I lettori di questa testata, modestamente, saranno stati tra i pochi, ieri pomeriggio, davanti alla macchinetta del caffé in ufficio, ad avere qualche argomento tecnico da spendere, parlando della Svezia, che gli Azzurri affronteranno il 10 novembre alla Friends Arena di Stoccolma, con ritorno il 13, quasi sicuramente a Milano. Nell’ambito, infatti, della nostra rubrica di calcio estero, più di una volta abbiamo dedicato spazio alla nazionale Blågul (l’ultima volta in occasione della vittoriosa partita con il Lussemburgo, che ne ha di fatto sancito la qualificazione a questi spareggi).
Cosa aggiungere a quanto si è già scritto, in questi due anni, parlando della nazionale scandinava del dopo Ibrahimović, soprattutto a chi ci legge per la prima volta? Per prima cosa, diciamo che in Svezia non l’hanno presa benissimo: i colleghi che abbiamo contattato erano piuttosto contrariati da questa scelta delle Dea Bendata, visti i precedenti sorteggi (ultimo spareggio mondiale col Portogallo futuro campione d’Europa, girone di qualificazione tra i più duri con la Francia vice campione d’Europa, l’Olanda e la Bulgaria), e speravano in una tregua da parte del fato.
Premessa la diversa composizione dei gironi affrontati dalle due compagini, che rende l’idea del valore del traguardo raggiunto dalla Svezia, appare abbastanza ovvio che l’Italia sia favorita, al netto di scaramanzie che non ci appartengono. Allo stato attuale, la squadra guidata dall’ex tecnico del Norrköping vincitore dell’Allsvenskan 2015, “Janne” Andersson, è una compagine in linea con quanto si vede nel proprio campionato (anche se nessuno dell’11 titolare gioca in patria): il modulo tattico è un granitico 4-4-2, tipico di queste latitudini.

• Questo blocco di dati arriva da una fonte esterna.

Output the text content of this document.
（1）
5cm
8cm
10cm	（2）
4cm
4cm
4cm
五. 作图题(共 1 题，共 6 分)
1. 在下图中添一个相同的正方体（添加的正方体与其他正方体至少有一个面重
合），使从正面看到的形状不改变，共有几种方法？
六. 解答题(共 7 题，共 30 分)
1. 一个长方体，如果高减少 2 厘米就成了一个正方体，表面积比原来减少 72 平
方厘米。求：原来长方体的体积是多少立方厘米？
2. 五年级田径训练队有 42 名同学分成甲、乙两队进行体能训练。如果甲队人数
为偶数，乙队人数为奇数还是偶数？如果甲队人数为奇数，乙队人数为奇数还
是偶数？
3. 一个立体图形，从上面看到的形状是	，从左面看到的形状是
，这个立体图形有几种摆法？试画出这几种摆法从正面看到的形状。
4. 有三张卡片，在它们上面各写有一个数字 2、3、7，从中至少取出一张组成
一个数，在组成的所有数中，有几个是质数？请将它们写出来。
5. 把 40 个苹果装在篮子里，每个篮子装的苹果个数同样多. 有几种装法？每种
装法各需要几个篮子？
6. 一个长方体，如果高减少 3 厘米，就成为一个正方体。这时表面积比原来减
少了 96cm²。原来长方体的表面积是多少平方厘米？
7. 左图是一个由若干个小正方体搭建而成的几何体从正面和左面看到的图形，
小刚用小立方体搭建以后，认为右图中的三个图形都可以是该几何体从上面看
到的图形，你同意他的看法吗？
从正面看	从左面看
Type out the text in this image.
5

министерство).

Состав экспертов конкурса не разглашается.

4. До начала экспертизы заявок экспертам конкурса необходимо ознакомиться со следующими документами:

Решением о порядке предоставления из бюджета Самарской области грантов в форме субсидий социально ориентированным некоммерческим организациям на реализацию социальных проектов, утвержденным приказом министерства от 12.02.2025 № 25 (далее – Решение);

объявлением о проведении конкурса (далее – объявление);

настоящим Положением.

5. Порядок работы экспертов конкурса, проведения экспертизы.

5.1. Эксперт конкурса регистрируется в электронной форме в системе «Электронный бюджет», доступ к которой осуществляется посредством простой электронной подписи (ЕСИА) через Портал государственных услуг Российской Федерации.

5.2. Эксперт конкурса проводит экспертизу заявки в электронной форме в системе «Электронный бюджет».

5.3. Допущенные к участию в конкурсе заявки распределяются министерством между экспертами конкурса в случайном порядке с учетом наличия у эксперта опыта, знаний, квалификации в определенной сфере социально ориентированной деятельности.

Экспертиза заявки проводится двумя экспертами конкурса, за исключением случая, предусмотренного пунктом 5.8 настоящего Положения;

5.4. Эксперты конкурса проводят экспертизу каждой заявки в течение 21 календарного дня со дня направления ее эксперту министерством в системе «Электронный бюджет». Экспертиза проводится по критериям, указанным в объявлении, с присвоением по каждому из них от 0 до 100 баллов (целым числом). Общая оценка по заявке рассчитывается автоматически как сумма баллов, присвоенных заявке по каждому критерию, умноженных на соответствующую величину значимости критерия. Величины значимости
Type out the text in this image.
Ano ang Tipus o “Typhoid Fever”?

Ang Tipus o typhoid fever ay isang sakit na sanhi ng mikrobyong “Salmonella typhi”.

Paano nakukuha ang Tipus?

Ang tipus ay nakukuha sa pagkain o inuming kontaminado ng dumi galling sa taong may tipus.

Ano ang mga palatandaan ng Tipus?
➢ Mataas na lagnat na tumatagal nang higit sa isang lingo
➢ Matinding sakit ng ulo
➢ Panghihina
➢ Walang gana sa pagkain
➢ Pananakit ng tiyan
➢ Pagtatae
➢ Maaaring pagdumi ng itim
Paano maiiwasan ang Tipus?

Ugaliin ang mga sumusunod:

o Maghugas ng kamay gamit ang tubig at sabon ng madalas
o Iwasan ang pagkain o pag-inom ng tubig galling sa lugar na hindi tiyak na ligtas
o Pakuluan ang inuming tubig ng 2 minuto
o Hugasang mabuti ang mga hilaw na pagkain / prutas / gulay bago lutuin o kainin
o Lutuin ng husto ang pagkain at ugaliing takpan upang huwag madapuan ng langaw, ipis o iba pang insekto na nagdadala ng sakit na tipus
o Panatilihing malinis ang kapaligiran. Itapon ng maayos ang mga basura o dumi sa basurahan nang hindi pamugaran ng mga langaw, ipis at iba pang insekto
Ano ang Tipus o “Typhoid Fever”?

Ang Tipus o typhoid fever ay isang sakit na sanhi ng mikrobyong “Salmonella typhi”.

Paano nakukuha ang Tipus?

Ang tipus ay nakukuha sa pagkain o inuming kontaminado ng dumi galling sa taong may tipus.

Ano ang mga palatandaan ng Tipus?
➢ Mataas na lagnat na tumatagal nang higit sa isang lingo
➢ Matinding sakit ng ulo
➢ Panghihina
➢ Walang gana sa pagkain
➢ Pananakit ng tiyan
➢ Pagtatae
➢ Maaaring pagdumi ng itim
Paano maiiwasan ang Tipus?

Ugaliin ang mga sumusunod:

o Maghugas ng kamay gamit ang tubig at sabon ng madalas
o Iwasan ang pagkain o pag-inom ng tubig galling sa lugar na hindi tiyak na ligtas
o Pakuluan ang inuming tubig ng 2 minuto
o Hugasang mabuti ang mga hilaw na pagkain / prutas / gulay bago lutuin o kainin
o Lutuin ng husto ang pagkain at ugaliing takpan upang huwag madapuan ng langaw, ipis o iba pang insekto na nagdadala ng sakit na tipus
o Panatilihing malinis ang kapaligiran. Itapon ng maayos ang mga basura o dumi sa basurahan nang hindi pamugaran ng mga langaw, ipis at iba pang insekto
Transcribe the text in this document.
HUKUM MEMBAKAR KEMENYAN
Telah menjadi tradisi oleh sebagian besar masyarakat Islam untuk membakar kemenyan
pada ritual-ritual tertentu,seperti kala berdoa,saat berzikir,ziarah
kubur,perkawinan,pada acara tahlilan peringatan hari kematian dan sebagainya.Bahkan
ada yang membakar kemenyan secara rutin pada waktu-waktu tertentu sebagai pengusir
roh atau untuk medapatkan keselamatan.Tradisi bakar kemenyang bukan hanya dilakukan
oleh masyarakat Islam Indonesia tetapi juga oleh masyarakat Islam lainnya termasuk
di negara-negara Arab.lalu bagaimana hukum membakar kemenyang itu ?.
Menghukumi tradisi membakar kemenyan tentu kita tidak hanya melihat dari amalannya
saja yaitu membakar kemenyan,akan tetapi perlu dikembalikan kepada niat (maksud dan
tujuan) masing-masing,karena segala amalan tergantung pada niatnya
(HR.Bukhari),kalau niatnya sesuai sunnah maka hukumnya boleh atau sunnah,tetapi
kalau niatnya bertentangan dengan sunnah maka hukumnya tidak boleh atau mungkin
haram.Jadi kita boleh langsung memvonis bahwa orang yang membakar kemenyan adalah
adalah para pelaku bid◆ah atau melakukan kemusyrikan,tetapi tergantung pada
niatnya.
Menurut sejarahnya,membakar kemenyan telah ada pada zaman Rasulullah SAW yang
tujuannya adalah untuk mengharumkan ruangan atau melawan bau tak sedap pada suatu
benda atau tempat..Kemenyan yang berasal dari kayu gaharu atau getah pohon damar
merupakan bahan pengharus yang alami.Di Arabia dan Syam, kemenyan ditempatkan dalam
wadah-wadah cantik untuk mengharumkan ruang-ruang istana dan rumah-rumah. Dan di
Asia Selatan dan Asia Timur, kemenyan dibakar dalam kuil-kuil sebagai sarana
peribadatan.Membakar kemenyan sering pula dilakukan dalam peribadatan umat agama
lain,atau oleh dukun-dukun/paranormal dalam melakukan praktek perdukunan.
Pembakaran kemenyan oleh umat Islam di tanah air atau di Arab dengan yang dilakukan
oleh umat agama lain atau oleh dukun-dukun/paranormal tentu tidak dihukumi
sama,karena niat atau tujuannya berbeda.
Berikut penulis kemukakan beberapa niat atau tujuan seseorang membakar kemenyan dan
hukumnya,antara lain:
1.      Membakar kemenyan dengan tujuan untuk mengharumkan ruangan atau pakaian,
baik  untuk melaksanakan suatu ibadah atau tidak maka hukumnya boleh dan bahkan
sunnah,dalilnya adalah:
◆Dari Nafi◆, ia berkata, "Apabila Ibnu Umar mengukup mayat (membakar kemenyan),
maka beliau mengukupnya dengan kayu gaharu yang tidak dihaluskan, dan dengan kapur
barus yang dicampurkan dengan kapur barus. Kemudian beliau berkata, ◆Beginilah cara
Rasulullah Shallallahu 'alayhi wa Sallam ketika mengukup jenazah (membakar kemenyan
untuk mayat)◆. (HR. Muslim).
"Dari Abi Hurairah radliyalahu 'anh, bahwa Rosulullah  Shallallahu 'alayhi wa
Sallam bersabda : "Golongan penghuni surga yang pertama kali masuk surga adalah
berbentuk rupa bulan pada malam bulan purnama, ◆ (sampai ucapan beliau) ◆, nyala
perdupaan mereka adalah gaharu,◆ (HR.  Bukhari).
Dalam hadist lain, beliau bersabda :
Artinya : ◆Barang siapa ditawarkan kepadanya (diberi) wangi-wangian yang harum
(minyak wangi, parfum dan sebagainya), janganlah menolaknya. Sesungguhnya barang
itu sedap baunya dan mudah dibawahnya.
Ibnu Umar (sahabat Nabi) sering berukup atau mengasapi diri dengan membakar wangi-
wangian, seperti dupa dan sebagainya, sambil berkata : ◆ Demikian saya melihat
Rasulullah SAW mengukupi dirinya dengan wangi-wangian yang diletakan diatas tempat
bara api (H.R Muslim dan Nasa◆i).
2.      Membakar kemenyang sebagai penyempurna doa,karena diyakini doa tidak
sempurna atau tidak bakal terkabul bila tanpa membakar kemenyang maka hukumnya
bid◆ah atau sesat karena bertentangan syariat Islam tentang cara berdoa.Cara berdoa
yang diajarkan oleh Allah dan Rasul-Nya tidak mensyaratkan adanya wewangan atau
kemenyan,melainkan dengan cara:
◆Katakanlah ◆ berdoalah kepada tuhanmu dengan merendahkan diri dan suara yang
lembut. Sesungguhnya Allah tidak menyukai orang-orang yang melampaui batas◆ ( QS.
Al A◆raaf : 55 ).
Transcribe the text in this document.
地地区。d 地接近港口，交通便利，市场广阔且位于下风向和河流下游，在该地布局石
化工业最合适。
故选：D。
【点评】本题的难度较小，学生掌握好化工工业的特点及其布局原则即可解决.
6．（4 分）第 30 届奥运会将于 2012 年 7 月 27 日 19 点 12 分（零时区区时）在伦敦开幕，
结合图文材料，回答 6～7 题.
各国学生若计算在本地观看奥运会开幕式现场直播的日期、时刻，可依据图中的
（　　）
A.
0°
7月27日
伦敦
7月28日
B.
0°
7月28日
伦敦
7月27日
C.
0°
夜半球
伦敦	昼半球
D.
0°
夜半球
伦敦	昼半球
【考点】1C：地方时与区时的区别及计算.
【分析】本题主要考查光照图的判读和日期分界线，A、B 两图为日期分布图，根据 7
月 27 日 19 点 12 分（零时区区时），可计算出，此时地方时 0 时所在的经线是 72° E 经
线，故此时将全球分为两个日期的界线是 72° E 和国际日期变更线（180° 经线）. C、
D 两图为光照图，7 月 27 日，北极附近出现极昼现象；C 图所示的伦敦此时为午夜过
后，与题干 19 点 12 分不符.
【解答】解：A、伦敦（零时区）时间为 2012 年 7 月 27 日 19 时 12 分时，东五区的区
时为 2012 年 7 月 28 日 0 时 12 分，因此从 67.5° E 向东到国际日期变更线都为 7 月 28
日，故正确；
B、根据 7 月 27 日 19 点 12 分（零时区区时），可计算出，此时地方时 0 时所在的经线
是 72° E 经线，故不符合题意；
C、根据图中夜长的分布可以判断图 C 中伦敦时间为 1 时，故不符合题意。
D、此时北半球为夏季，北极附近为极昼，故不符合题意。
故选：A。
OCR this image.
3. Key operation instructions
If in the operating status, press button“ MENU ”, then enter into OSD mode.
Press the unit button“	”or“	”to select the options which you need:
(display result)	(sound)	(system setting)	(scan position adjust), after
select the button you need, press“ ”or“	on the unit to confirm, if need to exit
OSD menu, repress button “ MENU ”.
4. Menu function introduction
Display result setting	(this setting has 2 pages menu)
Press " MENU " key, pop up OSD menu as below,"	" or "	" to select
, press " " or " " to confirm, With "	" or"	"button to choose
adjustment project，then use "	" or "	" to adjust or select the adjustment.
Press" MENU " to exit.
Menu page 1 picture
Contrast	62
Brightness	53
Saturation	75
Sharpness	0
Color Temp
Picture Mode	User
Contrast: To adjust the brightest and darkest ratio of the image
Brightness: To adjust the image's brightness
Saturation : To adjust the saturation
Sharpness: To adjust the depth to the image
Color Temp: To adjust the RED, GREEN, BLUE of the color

Non ci sono giocatori particolarmente talentuosi (analogamente a ciò che accade alle squadre dell’Allsvenskan), fatta eccezione per Forsberg, che gioca in Bundesliga nel Lipsia, dove sta facendo bene, nonostante militi in una squadra non di vertice, Berg (non certo un fenomeno, ma capace di garantire gol e muscoli davanti), e Victor Lindelöf il quale, strappato a suon di sterline (tante) al Benfica dal Manchester di Mourinho, oggi non sembra godere di troppa considerazione da parte dell’ex tecnico dell’Inter.
Nella nazionale Blågul il centrale difensivo è invece titolare inamovibile, dove fa coppia con Granqvist, con Lustig e Augustinsson (campione d’Europa con l’U21) terzini di fascia. “Janne”, come abbiamo scritto in altre occasioni, ha avuto l’accortezza di non seguire l’onda, che gli chiedeva di pensionare l’intera squadra reduce dal fallimentare europeo francese, sostituendola con il blocco dell’U21 campione d’Europa l’anno prima.
A riprova di quanto sopra scritto, tiene in panchina il mediatico Guidetti (un idolo in Svezia, anch’egli nella U21 del 2015), preferendogli Berg e Toivonen, e ha abbandonato al suo destino anche Kujović, sparito dai radar (una sola partita ufficiale in due stagioni tra Gent e Fortuna Düsseldorf ) dopo che, con 21 reti, aveva di fatto regalato il titolo all’allenatore originario di Halmstad. I due davanti non sono dei fuoriclasse, ma garantiscono chili e una buona attitudine nel gioco aereo (4 i gol di testa di Berg sugli 8 messi a segno in questa campagna di qualificazione ai Mondiali), importante per una squadra che predilige il lancio lungo agli attaccanti, per saltare il centrocampo.
Il modulo semplice e lineare garantisce, quindi, alla Svezia, una buona tenuta difensiva, nonostante i due centrali non siano velocissimi, e vadano in crisi nei momenti nei quali la squadra si allunga, conseguenza di questo modulo quando si cerca il gol. Il segreto di “Janne” è quello di avere applicato in nazionale il metodo Norrköping: poche cose da fare, ma fatte bene, supplendo con la potenza fisica e atletica al minore tasso tecnico individuale rispetto alle avversarie più quotate.
In fondo, come sappiamo, il calcio è cosa semplice: se corri più veloce di un giocatore più abile e talentuoso, anticipandolo, e sei più forte di lui quando lo contrasti, prima che riesca a impadronirsi del pallone, difficilmente riuscirà a superarti. In conclusione, un’avversaria ampiamente alla portata degli Azzurri ma, sotto certi aspetti, la peggiore del mazzo: per la forte identità, e per la forza fisica. Insomma, bisognerà avere le idee chiare in campo. Cosa che, come abbiamo visto, in questo momento non fa parte del patrimonio tecnico della nostra Nazionale.